39 tackles, eight assists, 13 pass deflections, two interceptions
In the wake of Chris Culliver’s season-ending ACL injury, Asomugha is one of the new faces working to get in the mix this year. In training camp and preseason, the 49ers have stuck their new free-agent acquisition at right cornerback, playing a lot of press man coverage.
This is Asomugha’s bread and butter, which could lead to a bounce-back season in 2013.
21 tackles, four assists, five pass deflections, two sacks
Cox is entering his second year in this defense, having been reunited with secondary coach Ed Donatell who was his instructor in Denver. Having matured under the wing of this defensive staff, Cox is set to see his role expand this year, placing him as one of San Francisco’s top four cornerbacks.
They’ll be depending on Cox to perform well on the boundary and in the slot, as well as functioning as a special teams gunner and as a return specialist.
14 tackles, eight assists
Brock is a favorite of the coaching staff and will likely split time with Cox, operating as cornerbacks 4a and 4b. For as far down the depth chart as Brock is, he is a legitimate NFL corner with a very disciplined style. He will compete on defense, while contributing on special teams.
61 solo, 24 assists, one interception, two forced fumbles
This projection pins Reid as the third-leading tackler on the team.
Seeing as how safeties Dashon Goldson and Donte Whitner were Nos. 3 and 4 in tackles, it would hardly be a shock to see the LSU product finish with this high. He certainly looks the part. On top of that, his aggressive tendencies and persona as a homing missile always put him around the ball carrier.
54 solo, 17 assists, two forced fumbles
It’s true, Whitner is not much of a coverage safety, but he does lay some pretty bone-jarring hits. Moreover, the legality and frequency of these thumps give him value as a tempo setter for the 49ers’ prestigious defensive unit.
Coming off an 83-tackle season, Whitner’s total takedowns decrease with a more filled-out roster and a star first-rounder to his immediate right. Eric Reid may wind up stealing some of his thunder in what is a contract year for Whitner.
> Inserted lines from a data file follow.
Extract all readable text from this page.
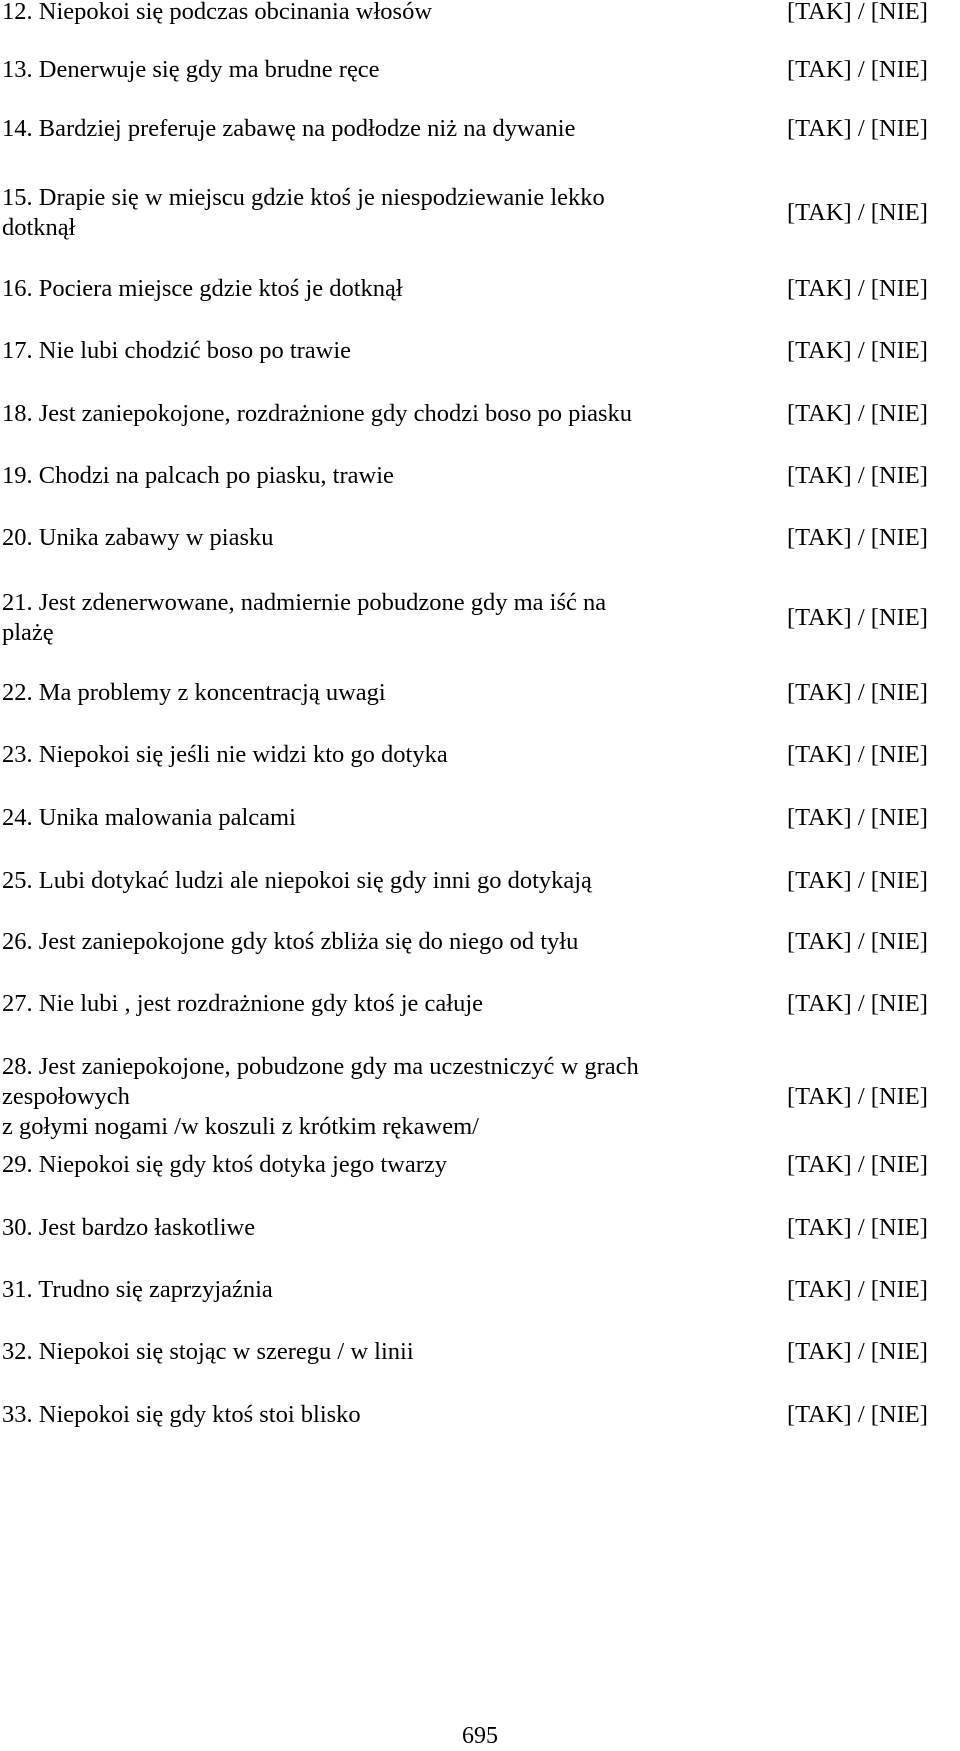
12. Niepokoi się podczas obcinania włosów	[TAK] / [NIE]
13. Denerwuje się gdy ma brudne ręce	[TAK] / [NIE]
14. Bardziej preferuje zabawę na podłodze niż na dywanie	[TAK] / [NIE]
15. Drapie się w miejscu gdzie ktoś je niespodziewanie lekko
dotknął
[TAK] / [NIE]
16. Pociera miejsce gdzie ktoś je dotknął	[TAK] / [NIE]
17. Nie lubi chodzić boso po trawie	[TAK] / [NIE]
18. Jest zaniepokojone, rozdrażnione gdy chodzi boso po piasku	[TAK] / [NIE]
19. Chodzi na palcach po piasku, trawie	[TAK] / [NIE]
20. Unika zabawy w piasku	[TAK] / [NIE]
21. Jest zdenerwowane, nadmiernie pobudzone gdy ma iść na
plażę
[TAK] / [NIE]
22. Ma problemy z koncentracją uwagi	[TAK] / [NIE]
23. Niepokoi się jeśli nie widzi kto go dotyka	[TAK] / [NIE]
24. Unika malowania palcami	[TAK] / [NIE]
25. Lubi dotykać ludzi ale niepokoi się gdy inni go dotykają	[TAK] / [NIE]
26. Jest zaniepokojone gdy ktoś zbliża się do niego od tyłu	[TAK] / [NIE]
27. Nie lubi , jest rozdrażnione gdy ktoś je całuje	[TAK] / [NIE]
28. Jest zaniepokojone, pobudzone gdy ma uczestniczyć w grach
zespołowych
z gołymi nogami /w koszuli z krótkim rękawem/
[TAK] / [NIE]
29. Niepokoi się gdy ktoś dotyka jego twarzy	[TAK] / [NIE]
30. Jest bardzo łaskotliwe	[TAK] / [NIE]
31. Trudno się zaprzyjaźnia	[TAK] / [NIE]
32. Niepokoi się stojąc w szeregu / w linii	[TAK] / [NIE]
33. Niepokoi się gdy ktoś stoi blisko	[TAK] / [NIE]
695
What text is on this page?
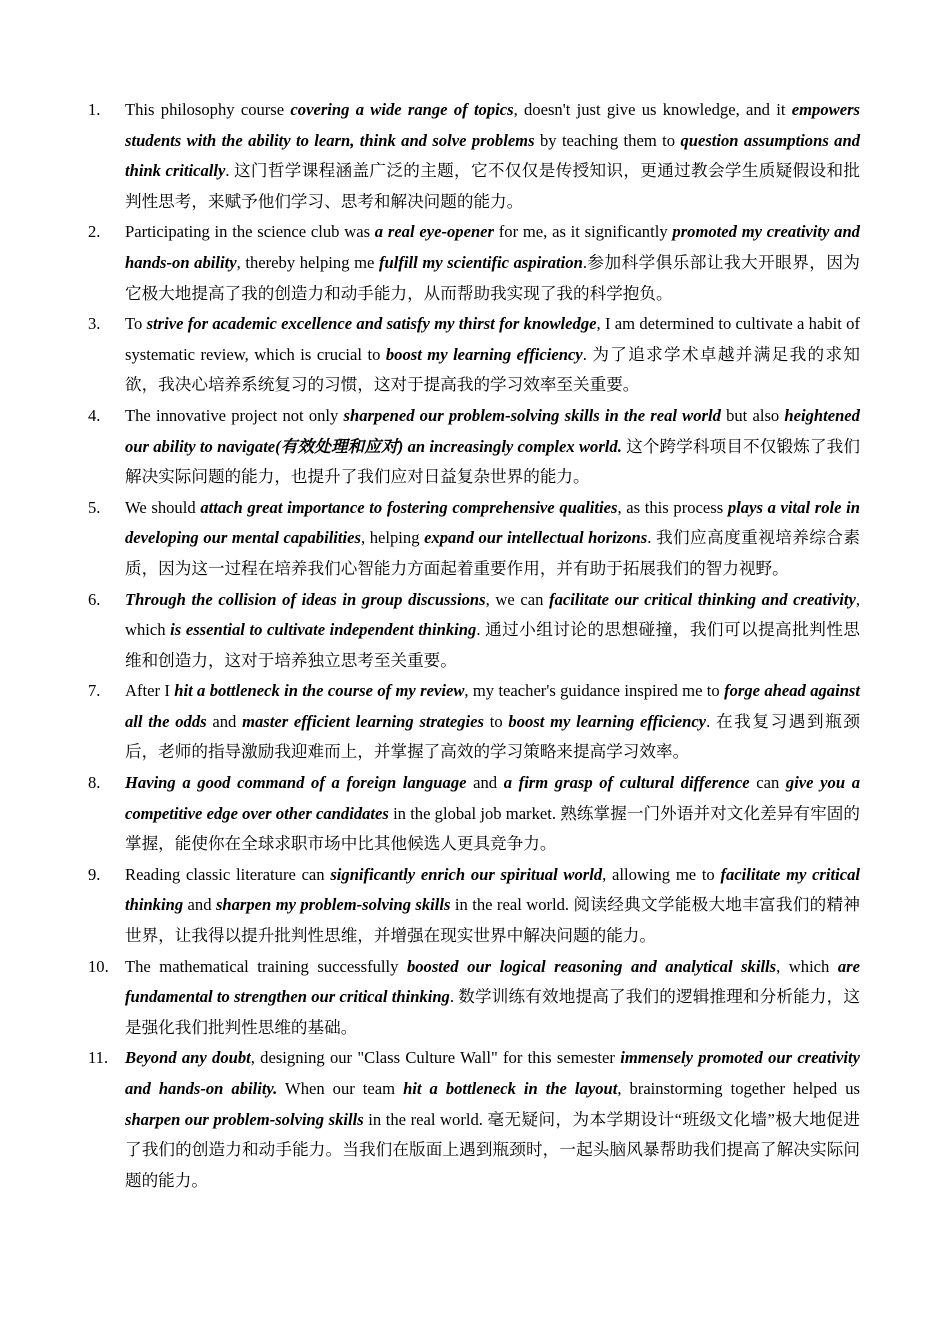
1. This philosophy course covering a wide range of topics, doesn't just give us knowledge, and it empowers students with the ability to learn, think and solve problems by teaching them to question assumptions and think critically. 这门哲学课程涵盖广泛的主题，它不仅仅是传授知识，更通过教会学生质疑假设和批判性思考，来赋予他们学习、思考和解决问题的能力。
2. Participating in the science club was a real eye-opener for me, as it significantly promoted my creativity and hands-on ability, thereby helping me fulfill my scientific aspiration.参加科学俱乐部让我大开眼界，因为它极大地提高了我的创造力和动手能力，从而帮助我实现了我的科学抱负。
3. To strive for academic excellence and satisfy my thirst for knowledge, I am determined to cultivate a habit of systematic review, which is crucial to boost my learning efficiency. 为了追求学术卓越并满足我的求知欲，我决心培养系统复习的习惯，这对于提高我的学习效率至关重要。
4. The innovative project not only sharpened our problem-solving skills in the real world but also heightened our ability to navigate(有效处理和应对) an increasingly complex world. 这个跨学科项目不仅锻炼了我们解决实际问题的能力，也提升了我们应对日益复杂世界的能力。
5. We should attach great importance to fostering comprehensive qualities, as this process plays a vital role in developing our mental capabilities, helping expand our intellectual horizons. 我们应高度重视培养综合素质，因为这一过程在培养我们心智能力方面起着重要作用，并有助于拓展我们的智力视野。
6. Through the collision of ideas in group discussions, we can facilitate our critical thinking and creativity, which is essential to cultivate independent thinking. 通过小组讨论的思想碰撞，我们可以提高批判性思维和创造力，这对于培养独立思考至关重要。
7. After I hit a bottleneck in the course of my review, my teacher's guidance inspired me to forge ahead against all the odds and master efficient learning strategies to boost my learning efficiency. 在我复习遇到瓶颈后，老师的指导激励我迎难而上，并掌握了高效的学习策略来提高学习效率。
8. Having a good command of a foreign language and a firm grasp of cultural difference can give you a competitive edge over other candidates in the global job market. 熟练掌握一门外语并对文化差异有牢固的掌握，能使你在全球求职市场中比其他候选人更具竞争力。
9. Reading classic literature can significantly enrich our spiritual world, allowing me to facilitate my critical thinking and sharpen my problem-solving skills in the real world. 阅读经典文学能极大地丰富我们的精神世界，让我得以提升批判性思维，并增强在现实世界中解决问题的能力。
10. The mathematical training successfully boosted our logical reasoning and analytical skills, which are fundamental to strengthen our critical thinking. 数学训练有效地提高了我们的逻辑推理和分析能力，这是强化我们批判性思维的基础。
11. Beyond any doubt, designing our "Class Culture Wall" for this semester immensely promoted our creativity and hands-on ability. When our team hit a bottleneck in the layout, brainstorming together helped us sharpen our problem-solving skills in the real world. 毫无疑问，为本学期设计“班级文化墙”极大地促进了我们的创造力和动手能力。当我们在版面上遇到瓶颈时，一起头脑风暴帮助我们提高了解决实际问题的能力。
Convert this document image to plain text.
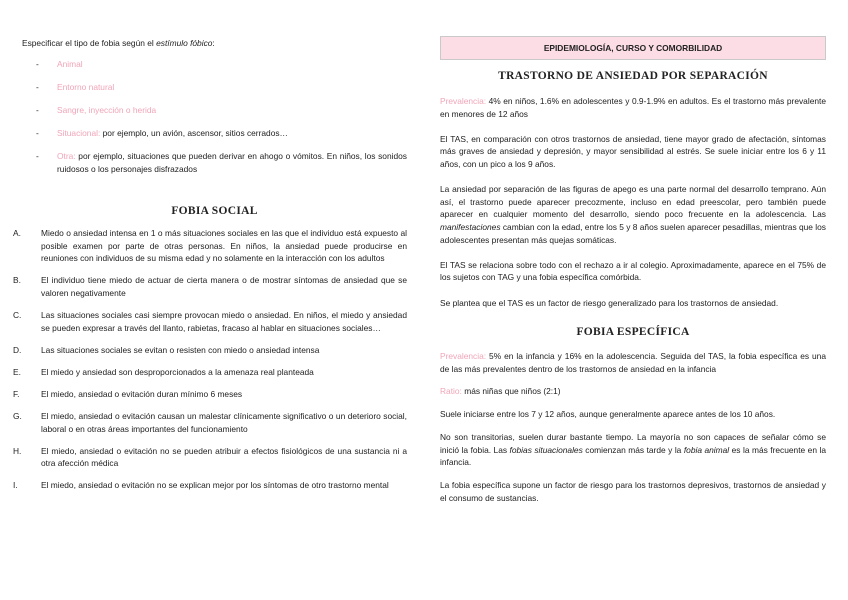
Especificar el tipo de fobia según el estímulo fóbico:

- Animal
- Entorno natural
- Sangre, inyección o herida
- Situacional: por ejemplo, un avión, ascensor, sitios cerrados…
- Otra: por ejemplo, situaciones que pueden derivar en ahogo o vómitos. En niños, los sonidos ruidosos o los personajes disfrazados
FOBIA SOCIAL
A.	Miedo o ansiedad intensa en 1 o más situaciones sociales en las que el individuo está expuesto al posible examen por parte de otras personas. En niños, la ansiedad puede producirse en reuniones con individuos de su misma edad y no solamente en la interacción con los adultos
B.	El individuo tiene miedo de actuar de cierta manera o de mostrar síntomas de ansiedad que se valoren negativamente
C.	Las situaciones sociales casi siempre provocan miedo o ansiedad. En niños, el miedo y ansiedad se pueden expresar a través del llanto, rabietas, fracaso al hablar en situaciones sociales…
D.	Las situaciones sociales se evitan o resisten con miedo o ansiedad intensa
E.	El miedo y ansiedad son desproporcionados a la amenaza real planteada
F.	El miedo, ansiedad o evitación duran mínimo 6 meses
G.	El miedo, ansiedad o evitación causan un malestar clínicamente significativo o un deterioro social, laboral o en otras áreas importantes del funcionamiento
H.	El miedo, ansiedad o evitación no se pueden atribuir a efectos fisiológicos de una sustancia ni a otra afección médica
I.	El miedo, ansiedad o evitación no se explican mejor por los síntomas de otro trastorno mental
EPIDEMIOLOGÍA, CURSO Y COMORBILIDAD
TRASTORNO DE ANSIEDAD POR SEPARACIÓN

Prevalencia: 4% en niños, 1.6% en adolescentes y 0.9-1.9% en adultos. Es el trastorno más prevalente en menores de 12 años

El TAS, en comparación con otros trastornos de ansiedad, tiene mayor grado de afectación, síntomas más graves de ansiedad y depresión, y mayor sensibilidad al estrés. Se suele iniciar entre los 6 y 11 años, con un pico a los 9 años.

La ansiedad por separación de las figuras de apego es una parte normal del desarrollo temprano. Aún así, el trastorno puede aparecer precozmente, incluso en edad preescolar, pero también puede aparecer en cualquier momento del desarrollo, siendo poco frecuente en la adolescencia. Las manifestaciones cambian con la edad, entre los 5 y 8 años suelen aparecer pesadillas, mientras que los adolescentes presentan más quejas somáticas.

El TAS se relaciona sobre todo con el rechazo a ir al colegio. Aproximadamente, aparece en el 75% de los sujetos con TAG y una fobia específica comórbida.

Se plantea que el TAS es un factor de riesgo generalizado para los trastornos de ansiedad.

FOBIA ESPECÍFICA

Prevalencia: 5% en la infancia y 16% en la adolescencia. Seguida del TAS, la fobia específica es una de las más prevalentes dentro de los trastornos de ansiedad en la infancia

Ratio: más niñas que niños (2:1)

Suele iniciarse entre los 7 y 12 años, aunque generalmente aparece antes de los 10 años.

No son transitorias, suelen durar bastante tiempo. La mayoría no son capaces de señalar cómo se inició la fobia. Las fobias situacionales comienzan más tarde y la fobia animal es la más frecuente en la infancia.

La fobia específica supone un factor de riesgo para los trastornos depresivos, trastornos de ansiedad y el consumo de sustancias.
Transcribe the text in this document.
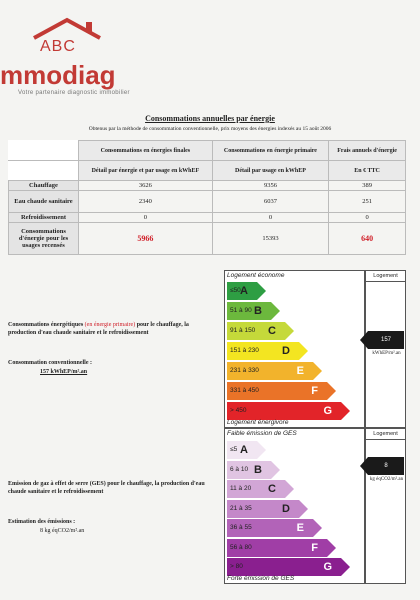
ABC
mmodiag
Votre partenaire diagnostic immobilier
Consommations annuelles par énergie
Obtenus par la méthode de consommation conventionnelle, prix moyens des énergies indexés au 15 août 2006
	Consommations en énergies finales	Consommations en énergie primaire	Frais annuels d'énergie
	Détail par énergie et par usage en kWhEF	Détail par usage en kWhEP	En € TTC
Chauffage	3626	9356	389
Eau chaude sanitaire	2340	6037	251
Refroidissement	0	0	0
Consommations d'énergie pour les usages recensés	5966	15393	640
Logement économe
≤50 A
51 à 90 B
91 à 150 C
151 à 230 D
231 à 330	E
331 à 450	F
> 450	G
Logement énergivore
Logement
157
kWhEP/m².an
Faible émission de GES
≤5 A
6 à 10 B
11 à 20 C
21 à 35	D
36 à 55	E
56 à 80	F
> 80	G
Forte émission de GES
Logement
8
kg éqCO2/m².an
Consommations énergétiques (en énergie primaire) pour le chauffage, la production d'eau chaude sanitaire et le refroidissement
Consommation conventionnelle :
157 kWhEP/m².an
Emission de gaz à effet de serre (GES) pour le chauffage, la production d'eau chaude sanitaire et le refroidissement
Estimation des émissions :
8 kg éqCO2/m².an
27-of-29 field goals made, 57 long
Though he is the league’s reigning All-Pro place kicker, Dawson has never been 100 percent from the field. That won’t happen, but he will get pretty close. The longtime Browns special teamer is coming off career-highs, in which he knocked in 93.5 percent of his field goals, including 7-of-7 from 50-plus yards out.
48.5 gross punt average, 33 inside 20-yard line, 65 long
Andy Lee is a model of consistency. A big reason for the team’s success is his uncanny ability to pin offenses back, allowing his defense to start with very favorable field position. He continues his unbelievable career, which will one day end in the 49ers team Hall of Fame.
32 kick returns, 890 yards
On 14 kickoff returns in 2012, James finished with an incredibly high average of 29.7 yards per attempt. The only two players with equal or more returns to finish ahead of the 49ers rookie were Percy Harvin (35.9) and Jacoby Jones (30.7), via NFL.com.
James will greatly help this offense with his ability to set them up outside the 20 on a consistent basis.